I firstly want to start off this post with a trigger warning as this post may affect others and I in no way am promoting suicide or self-harm, I am just sharing my own story with you to raise awareness.
I remember the first time I thought about taking my own life, I was fourteen and after enough day of constant bullying at school I decided I couldn’t take it anymore, I took to the internet and looked at ways I could take my own life. I scrolled through web pages and looked for ways which were the easiest as well as the least painful. On this particular night I decided I would do something else rather than try to take my own life, something I had been reading about online for weeks and so far not had the guts to try, but everyone online said it made them feel better. Self Harm. There are so many different ways to self-harm as you probably already know, I decided to take a blade from a razor in my bathroom and took it to my wrist. It was a week before I did it again, but after that, it became something that I did on a daily basis. To me it was an addiction, and it was the only thing that helped me to keep my head above water, I’d get ridiculed all day and then go home and self-harm. I joined a website, where a lot of other people did similar things and also things and it scares me now to think how many of those are still alive as some of them did seriously dangerous things.
I was suffering with bad acne at the time, and I had no idea how to get rid of it, the doctors tried so many different things but nothing worked this made me a prime target for bullies, along with my hairy arms and the fact I found it very hard to speak to people. The people that bullied me at high school, for the jokes- they ruined everything I was. Instead of going home and chatting to my friends, I’d go online and plan where I could self harm without anyone seeing, in a new place as all of the old places were full and how deep I could go. The scary thing is that many times I am very lucky I managed to not do any serious damage as I cut very close to my veins. The self harm was a secret from everyone, except my online friends who taught me new ways to do it, about a year after I started I was told I had to take my jumper off in P.E and despite me refusing several times the teacher made me, I tried to cover my arms but there was no way, Suddenly I heard a huge gasp and someone screamed pointing at my arms, and everyone looked. My secret was out. I thought this was where it would get better, but it actually got worse, I got labelled with attention seeker and emo from them on. The older I got in school the harder it was to ignore my feelings towards myself, and I have to admit I did attempt to take my own life, I took overdoses and ended up in hospital on occasion but this didn’t stop me, it just made me more determined. I was forced to go to counselling but refused to talk and was eventually allowed to stop going.

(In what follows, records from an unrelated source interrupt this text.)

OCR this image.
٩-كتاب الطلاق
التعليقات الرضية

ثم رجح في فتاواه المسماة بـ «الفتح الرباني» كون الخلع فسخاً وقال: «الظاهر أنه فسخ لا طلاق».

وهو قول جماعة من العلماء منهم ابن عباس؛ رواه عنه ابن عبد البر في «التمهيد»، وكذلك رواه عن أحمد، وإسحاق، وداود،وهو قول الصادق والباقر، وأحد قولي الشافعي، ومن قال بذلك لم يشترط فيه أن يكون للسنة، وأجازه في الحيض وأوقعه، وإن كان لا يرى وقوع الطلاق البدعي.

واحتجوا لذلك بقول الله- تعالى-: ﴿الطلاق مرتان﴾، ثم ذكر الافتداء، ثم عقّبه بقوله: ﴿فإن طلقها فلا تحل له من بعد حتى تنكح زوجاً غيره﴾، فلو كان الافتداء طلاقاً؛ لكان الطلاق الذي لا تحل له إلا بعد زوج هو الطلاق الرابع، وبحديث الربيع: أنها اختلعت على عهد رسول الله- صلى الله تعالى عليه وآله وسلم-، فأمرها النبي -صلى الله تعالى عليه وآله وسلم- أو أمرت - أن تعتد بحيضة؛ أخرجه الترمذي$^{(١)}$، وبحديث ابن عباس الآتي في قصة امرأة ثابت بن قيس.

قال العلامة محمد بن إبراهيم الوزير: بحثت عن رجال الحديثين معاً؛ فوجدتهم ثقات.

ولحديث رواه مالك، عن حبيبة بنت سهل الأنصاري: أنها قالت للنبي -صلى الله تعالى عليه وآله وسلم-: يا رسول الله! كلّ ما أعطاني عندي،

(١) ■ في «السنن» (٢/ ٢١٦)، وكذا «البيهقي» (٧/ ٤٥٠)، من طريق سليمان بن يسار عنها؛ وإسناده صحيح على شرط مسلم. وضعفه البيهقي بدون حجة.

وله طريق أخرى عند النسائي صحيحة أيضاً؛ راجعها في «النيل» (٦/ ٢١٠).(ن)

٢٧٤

I thought the longer I ignore it, the easier it would get. I was still self harming, having bad thoughts, and my anxiety was taking over my mind. At aged 16 I was diagnosed with depression and put on some anti-deperessants, although I saw this as a failure and started to hate myself even more. I refused to take them, and just went on as I was doing. I finally started college and met some nice people, and I felt safe for the first time in years I actually felt okay, I managed to keep my head above water, until I finally was ready to admit I needed help. It took until I was 19 to finally take the right steps into getting help, and although I have bad days and relapse I also have really good days, where I feel brave enough to fight the world. Now on the correct medication, and in therapy and along with some really good people in my life, I feel ready to tell my story.